Thursday 18 June 2009

PLATEAU

It's great wehn you first start out on a new fitness and health 'regime'. You're motivated, you're doing something different and if you stick to it strictly (and it's a good, sensible plan for you) you WILL get results. Eventually though, however much you stick to your plan you'll reach a plateau, a frustrating plateau! This is because the body is great at adapting, and this is what it's done. It's got used to the change and thinks this is now the norm so less effort is required.
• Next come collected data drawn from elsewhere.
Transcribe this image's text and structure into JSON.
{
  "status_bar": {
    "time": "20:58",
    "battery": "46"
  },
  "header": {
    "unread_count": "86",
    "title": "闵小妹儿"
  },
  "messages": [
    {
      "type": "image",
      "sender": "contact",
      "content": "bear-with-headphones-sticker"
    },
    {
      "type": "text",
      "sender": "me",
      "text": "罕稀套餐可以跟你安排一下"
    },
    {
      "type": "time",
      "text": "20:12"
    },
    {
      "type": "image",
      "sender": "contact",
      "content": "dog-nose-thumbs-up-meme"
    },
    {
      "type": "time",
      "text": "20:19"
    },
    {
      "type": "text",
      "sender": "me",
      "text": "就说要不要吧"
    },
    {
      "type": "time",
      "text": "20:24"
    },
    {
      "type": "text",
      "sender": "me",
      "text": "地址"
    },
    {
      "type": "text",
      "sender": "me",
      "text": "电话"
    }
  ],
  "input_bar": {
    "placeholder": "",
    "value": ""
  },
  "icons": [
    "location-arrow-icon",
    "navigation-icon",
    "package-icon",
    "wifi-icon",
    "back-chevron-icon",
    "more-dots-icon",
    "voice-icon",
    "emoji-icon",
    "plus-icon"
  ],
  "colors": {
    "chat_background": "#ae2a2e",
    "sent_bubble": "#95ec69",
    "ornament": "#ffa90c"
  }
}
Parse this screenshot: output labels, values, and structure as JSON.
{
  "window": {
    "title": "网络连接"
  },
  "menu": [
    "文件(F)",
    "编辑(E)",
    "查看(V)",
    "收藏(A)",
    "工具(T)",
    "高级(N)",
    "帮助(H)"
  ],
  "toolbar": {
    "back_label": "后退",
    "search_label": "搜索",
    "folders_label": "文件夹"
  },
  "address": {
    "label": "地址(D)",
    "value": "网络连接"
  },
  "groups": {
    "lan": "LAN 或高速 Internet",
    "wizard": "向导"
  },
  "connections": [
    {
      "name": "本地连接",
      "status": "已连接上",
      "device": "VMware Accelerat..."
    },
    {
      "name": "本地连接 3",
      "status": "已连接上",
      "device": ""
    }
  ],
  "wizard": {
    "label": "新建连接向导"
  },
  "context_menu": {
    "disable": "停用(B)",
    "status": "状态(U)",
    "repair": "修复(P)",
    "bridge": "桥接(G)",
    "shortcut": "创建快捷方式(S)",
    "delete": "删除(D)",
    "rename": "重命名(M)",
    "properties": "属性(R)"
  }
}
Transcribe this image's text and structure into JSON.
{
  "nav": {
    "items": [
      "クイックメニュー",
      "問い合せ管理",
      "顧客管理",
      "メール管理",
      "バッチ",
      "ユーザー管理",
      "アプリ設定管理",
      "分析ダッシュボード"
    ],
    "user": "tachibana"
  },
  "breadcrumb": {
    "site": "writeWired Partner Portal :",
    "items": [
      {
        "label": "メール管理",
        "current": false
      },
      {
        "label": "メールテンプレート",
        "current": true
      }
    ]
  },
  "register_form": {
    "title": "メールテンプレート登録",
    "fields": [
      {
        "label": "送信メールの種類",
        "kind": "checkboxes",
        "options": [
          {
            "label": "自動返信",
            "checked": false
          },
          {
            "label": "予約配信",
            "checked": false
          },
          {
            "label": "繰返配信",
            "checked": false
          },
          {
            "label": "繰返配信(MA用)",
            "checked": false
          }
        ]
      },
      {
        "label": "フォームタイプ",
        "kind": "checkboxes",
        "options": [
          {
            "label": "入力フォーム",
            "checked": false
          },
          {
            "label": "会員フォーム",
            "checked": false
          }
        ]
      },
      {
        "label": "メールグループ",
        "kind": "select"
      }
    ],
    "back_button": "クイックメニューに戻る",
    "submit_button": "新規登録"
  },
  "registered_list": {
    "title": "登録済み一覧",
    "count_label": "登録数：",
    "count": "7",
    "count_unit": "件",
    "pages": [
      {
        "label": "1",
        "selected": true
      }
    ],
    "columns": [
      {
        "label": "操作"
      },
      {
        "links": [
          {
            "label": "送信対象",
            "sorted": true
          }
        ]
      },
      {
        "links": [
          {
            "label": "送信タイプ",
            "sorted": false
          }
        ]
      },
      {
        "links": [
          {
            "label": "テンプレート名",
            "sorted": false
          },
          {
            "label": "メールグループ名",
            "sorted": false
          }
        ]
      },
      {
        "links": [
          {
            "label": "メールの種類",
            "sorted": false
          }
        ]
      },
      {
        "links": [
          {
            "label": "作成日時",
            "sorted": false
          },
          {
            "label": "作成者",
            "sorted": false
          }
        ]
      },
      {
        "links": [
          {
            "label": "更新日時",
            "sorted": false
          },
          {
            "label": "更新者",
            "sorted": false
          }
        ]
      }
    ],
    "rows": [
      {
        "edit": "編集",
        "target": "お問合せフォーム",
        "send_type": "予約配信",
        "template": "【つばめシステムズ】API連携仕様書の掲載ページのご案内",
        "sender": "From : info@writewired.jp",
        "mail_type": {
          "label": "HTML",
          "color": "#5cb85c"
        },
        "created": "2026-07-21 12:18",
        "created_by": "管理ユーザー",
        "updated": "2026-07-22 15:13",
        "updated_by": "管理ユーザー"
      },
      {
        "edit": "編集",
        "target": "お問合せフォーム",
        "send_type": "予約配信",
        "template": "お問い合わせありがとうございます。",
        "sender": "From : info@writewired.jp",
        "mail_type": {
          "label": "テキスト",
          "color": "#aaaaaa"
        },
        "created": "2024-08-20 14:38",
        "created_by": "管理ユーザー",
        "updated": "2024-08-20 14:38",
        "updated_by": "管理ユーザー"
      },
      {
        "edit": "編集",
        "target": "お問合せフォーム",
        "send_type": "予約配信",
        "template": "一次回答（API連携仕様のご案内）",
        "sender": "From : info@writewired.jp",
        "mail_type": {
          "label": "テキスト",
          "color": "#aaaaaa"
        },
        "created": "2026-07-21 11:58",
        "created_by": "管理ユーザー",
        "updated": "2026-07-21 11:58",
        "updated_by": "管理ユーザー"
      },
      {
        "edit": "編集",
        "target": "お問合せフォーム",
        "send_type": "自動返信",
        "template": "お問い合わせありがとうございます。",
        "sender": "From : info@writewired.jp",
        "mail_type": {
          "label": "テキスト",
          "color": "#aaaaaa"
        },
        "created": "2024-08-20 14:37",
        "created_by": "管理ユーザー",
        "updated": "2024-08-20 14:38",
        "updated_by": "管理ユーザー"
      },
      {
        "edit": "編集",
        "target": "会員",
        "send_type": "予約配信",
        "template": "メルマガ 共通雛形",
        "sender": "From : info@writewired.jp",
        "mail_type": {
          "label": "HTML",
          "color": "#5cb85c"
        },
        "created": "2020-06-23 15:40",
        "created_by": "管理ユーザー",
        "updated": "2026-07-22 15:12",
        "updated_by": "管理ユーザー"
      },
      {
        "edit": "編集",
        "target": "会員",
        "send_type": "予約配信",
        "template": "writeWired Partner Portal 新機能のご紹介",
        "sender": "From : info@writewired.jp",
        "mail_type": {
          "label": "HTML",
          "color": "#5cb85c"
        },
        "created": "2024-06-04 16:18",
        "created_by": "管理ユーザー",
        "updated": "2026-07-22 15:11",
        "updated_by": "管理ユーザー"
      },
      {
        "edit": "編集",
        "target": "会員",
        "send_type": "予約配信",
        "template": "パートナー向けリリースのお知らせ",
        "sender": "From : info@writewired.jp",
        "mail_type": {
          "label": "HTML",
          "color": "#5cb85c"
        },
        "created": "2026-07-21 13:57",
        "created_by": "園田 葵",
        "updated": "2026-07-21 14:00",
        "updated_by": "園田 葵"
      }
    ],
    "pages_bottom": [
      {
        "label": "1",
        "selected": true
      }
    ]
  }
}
So today's short blog is purely to give you a few pointers to overcoming a plateau :

1. Shape up your exercise - make sure you're doing regular sessions; is it possible to squeeze another one in, in the week?. Government recommendations are five times a week for 30 minutes, but if you're smart you can do less and achieve more. It comes down to intensity - forget the steady state cardio ie. running at the same pace for the duration of your exercise session.

2. Push through your comfort zone - that's what us personal trainers are here for. To help you go further than you would if you were working out on your own. I often get clients saying part way through a session " I would have stopped by now if you weren't here".

3. Do the opposite of what you're currently doing. Give your body a shock! If you're currently working out using a stability ball use dumbbells instead. If you're using a rowing machine, get on a bike instead. Shake it up a bit and your body doesn't know what to expect so the adaptation process can't happen.

4. Eat more, but the right stuff. If you're eating right for your body type you should be able to eat regualr meals of adequate proportions to fill you up, so you don't feel as if you're depriving yourself. Metabolic Typing does not use calorie counting, traffic light systems, or any type of food restricting etc.

5. Keep a food diary. Record every morsel that passes your lips, food and drink, and review it regularly. You may be very suprised at how much 'non nutrient'food you are snacking on, even if your main meals are home prepared.

6. Plan - it really is all in the planning. I set out my exercise plan at the beginning of each week, and work out all my meals and snacks for the following day, the night before. Sounds a bit dull but you soon get used to it, and it means YOU are in control. Take a little time to plan ahead and reap the benefits.